"Comíamos berzas y alguna rana"
Ramiro Santiesteban tiene 88 años, memoria de historiador, apetito de adolescente y la experiencia de haber vivido cuatro años en el centro mismo del infierno, en Mauthausen, y de haber salido de allí con el corazón entero y sin pudrir. Acude a la cita en compañía de su mujer, Eugenia Rueda, de 84 años, tan encantadora como él. Llevan juntos desde 1945. Ella le pasa parte de su comida: "Le gusta sobre todo el dulce, je, je".
Hace unas semanas, Santiesteban fue convocado por un juez de la Audiencia Nacional, junto a dos compañeros del campo de concentración, para ayudar a identificar a tres guardias de la SS. "Nos enseñaron fotos del campo. Que si me acordaba, que qué era esto y qué esto otro. Que cómo se vivía allí". ¿Reconocieron a alguien? "No nos enseñaron fotos de ellos. Pero después yo las vi en un periódico y uno de ellos sí me suena, pero ha pasado tanto tiempo, es demasiado tarde, recuerdo que...". Medita un momento. Luego, prosigue: "... Allí había un guardia como éstos que ahora denuncian, era yugoslavo. Un día me preguntó señalándome un barracón: '¿En esa barraca quién hay?'. Yo preferí hacerme el tonto y contesté que no lo sabía, aunque sí sabía que había yugoslavos. Me explicó que a lo mejor estaba dentro su hermano, que no quiso enrolarse cuando Alemania invadió Yugoslavia y huyó. 'Yo me acobardé y me enrolé', dijo".
El superviviente de Mauthausen ayuda a la Audiencia en la identificación de guardias de la SS
Uno podría (debería) quedarse un día entero escuchando los recuerdos vivísimos de Ramiro, reconvertidos casi en fábulas con trasfondo moral. "Un día, un joven de la SS, que eran los peores, me dijo: 'Limpia el suelo que me rodea de nieve, que hace frío'. Yo sabía que era una trampa: si me acercaba a menos de seis metros, él tenía orden de matarme de un tiro. Así que le pedí que se apartase. Se apartó, refunfuñando. Luego, por la tarde, se acercó a mí. Era raro, porque ellos no podían hablar con nosotros. Me dijo: 'Hay que ver, si no fueras tan listo, tú estarías en el crematorio y yo, con un día de permiso, porque nos dan premio si os matamos. Pero ahora que te conozco, no lo haría'. Entonces comprendí por qué les tenían prohibido hablar con nosotros: para no vernos como personas".
Llegó a Francia desde Santander en la Guerra Civil huyendo de las tropas franquistas.
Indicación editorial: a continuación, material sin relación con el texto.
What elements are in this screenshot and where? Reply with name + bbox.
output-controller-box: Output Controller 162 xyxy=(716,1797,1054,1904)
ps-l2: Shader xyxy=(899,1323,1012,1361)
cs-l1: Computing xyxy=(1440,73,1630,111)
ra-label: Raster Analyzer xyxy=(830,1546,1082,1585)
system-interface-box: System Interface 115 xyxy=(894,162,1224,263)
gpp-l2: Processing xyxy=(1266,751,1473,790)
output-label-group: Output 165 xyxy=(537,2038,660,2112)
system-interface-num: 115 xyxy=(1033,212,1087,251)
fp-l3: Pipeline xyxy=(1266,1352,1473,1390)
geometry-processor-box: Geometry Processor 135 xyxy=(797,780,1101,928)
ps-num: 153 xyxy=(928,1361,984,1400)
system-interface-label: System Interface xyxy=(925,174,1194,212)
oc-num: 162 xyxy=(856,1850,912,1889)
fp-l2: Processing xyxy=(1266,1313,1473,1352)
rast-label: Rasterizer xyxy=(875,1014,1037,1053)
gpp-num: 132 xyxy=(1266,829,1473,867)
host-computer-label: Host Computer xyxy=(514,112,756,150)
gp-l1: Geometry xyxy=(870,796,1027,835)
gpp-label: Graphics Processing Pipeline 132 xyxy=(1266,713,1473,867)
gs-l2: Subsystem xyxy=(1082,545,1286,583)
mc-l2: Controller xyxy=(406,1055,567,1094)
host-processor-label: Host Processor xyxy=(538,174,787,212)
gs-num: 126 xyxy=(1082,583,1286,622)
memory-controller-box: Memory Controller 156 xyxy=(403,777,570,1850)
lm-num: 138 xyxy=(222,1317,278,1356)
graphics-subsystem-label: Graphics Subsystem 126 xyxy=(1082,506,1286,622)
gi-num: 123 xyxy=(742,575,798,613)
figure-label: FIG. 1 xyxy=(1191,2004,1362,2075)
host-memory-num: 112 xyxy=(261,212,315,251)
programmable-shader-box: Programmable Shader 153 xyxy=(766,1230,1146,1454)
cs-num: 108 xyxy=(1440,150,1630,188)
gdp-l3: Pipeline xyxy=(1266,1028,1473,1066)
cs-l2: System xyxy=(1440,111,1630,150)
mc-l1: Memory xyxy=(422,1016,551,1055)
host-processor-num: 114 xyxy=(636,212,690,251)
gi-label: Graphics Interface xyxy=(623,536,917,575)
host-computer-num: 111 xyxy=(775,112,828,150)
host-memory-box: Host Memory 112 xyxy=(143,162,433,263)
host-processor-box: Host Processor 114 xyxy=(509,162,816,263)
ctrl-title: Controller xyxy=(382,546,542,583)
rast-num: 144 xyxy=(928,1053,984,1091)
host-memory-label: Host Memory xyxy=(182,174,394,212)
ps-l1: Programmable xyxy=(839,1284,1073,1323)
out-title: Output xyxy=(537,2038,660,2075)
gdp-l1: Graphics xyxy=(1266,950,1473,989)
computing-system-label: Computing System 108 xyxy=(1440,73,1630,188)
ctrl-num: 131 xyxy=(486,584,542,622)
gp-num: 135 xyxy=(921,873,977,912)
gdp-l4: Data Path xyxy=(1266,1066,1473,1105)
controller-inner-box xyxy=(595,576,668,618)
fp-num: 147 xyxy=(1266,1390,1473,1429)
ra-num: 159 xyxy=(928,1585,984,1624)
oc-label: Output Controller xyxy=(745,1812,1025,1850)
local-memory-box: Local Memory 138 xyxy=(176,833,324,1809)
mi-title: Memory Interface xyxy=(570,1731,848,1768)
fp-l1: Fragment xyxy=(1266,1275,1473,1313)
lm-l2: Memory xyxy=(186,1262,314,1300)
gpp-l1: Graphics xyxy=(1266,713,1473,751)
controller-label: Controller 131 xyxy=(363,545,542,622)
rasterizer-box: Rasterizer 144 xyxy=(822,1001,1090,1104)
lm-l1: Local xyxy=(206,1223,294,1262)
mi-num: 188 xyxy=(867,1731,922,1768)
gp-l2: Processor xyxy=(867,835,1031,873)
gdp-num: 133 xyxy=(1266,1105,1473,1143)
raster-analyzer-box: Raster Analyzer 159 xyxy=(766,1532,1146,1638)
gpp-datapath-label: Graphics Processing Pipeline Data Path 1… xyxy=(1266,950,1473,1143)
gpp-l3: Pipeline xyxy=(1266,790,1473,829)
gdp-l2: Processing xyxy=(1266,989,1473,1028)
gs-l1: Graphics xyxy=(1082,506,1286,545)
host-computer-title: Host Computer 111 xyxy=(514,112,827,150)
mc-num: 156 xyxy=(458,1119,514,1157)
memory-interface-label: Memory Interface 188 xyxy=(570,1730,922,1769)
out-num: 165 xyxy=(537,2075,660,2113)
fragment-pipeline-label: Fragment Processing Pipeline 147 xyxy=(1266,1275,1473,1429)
A los 17 años, junto a su padre y su hermano, se alistó en el Ejército francés para luchar contra Hitler. Fueron hechos prisioneros en la frontera belga y trasladados los tres a Mauthausen: "Lo peor era estar con alguien de tu familia. Un día, mi hermano y yo vimos cómo castigaban con duchas frías y palos a mi padre: los compañeros nos sujetaban en la formación para no salir. No hay nada peor que eso". Lograron sobrevivir gracias a la inquebrantable solidaridad que existía entre los cientos de presos españoles. "Eso es algo que los otros grupos no hicieron", dice, con orgullo de español este hombre que siempre vivió en el exilio.
Habla con su memoria precisa de las muertes de los judíos ("duraban muy poco, los mataban a los pocos días de llegar"), de la comida ("berzas con agua, y alguna rana"), de las formaciones "a 20 bajo cero, con un jersey casi transparente", de los distintivos ("los españoles, un triángulo azul; los judíos, uno amarillo; los políticos, uno rojo, y los homosexuales, rosa"). Los liberaron los americanos. Volvió a París, se curó de milagro, perdió a su padre, conoció a Eugenia, entró en Renault, vivió...
Como todo goloso, se come la almendrita con chocolate que ponen con el café. Después salen los dos a la calle. Parecen dos ancianos normales caminando por París. Lo son. La historia lo intentó, pero no los ha destrozado. Tienen un hijo, dos nietos y dos bisnietos.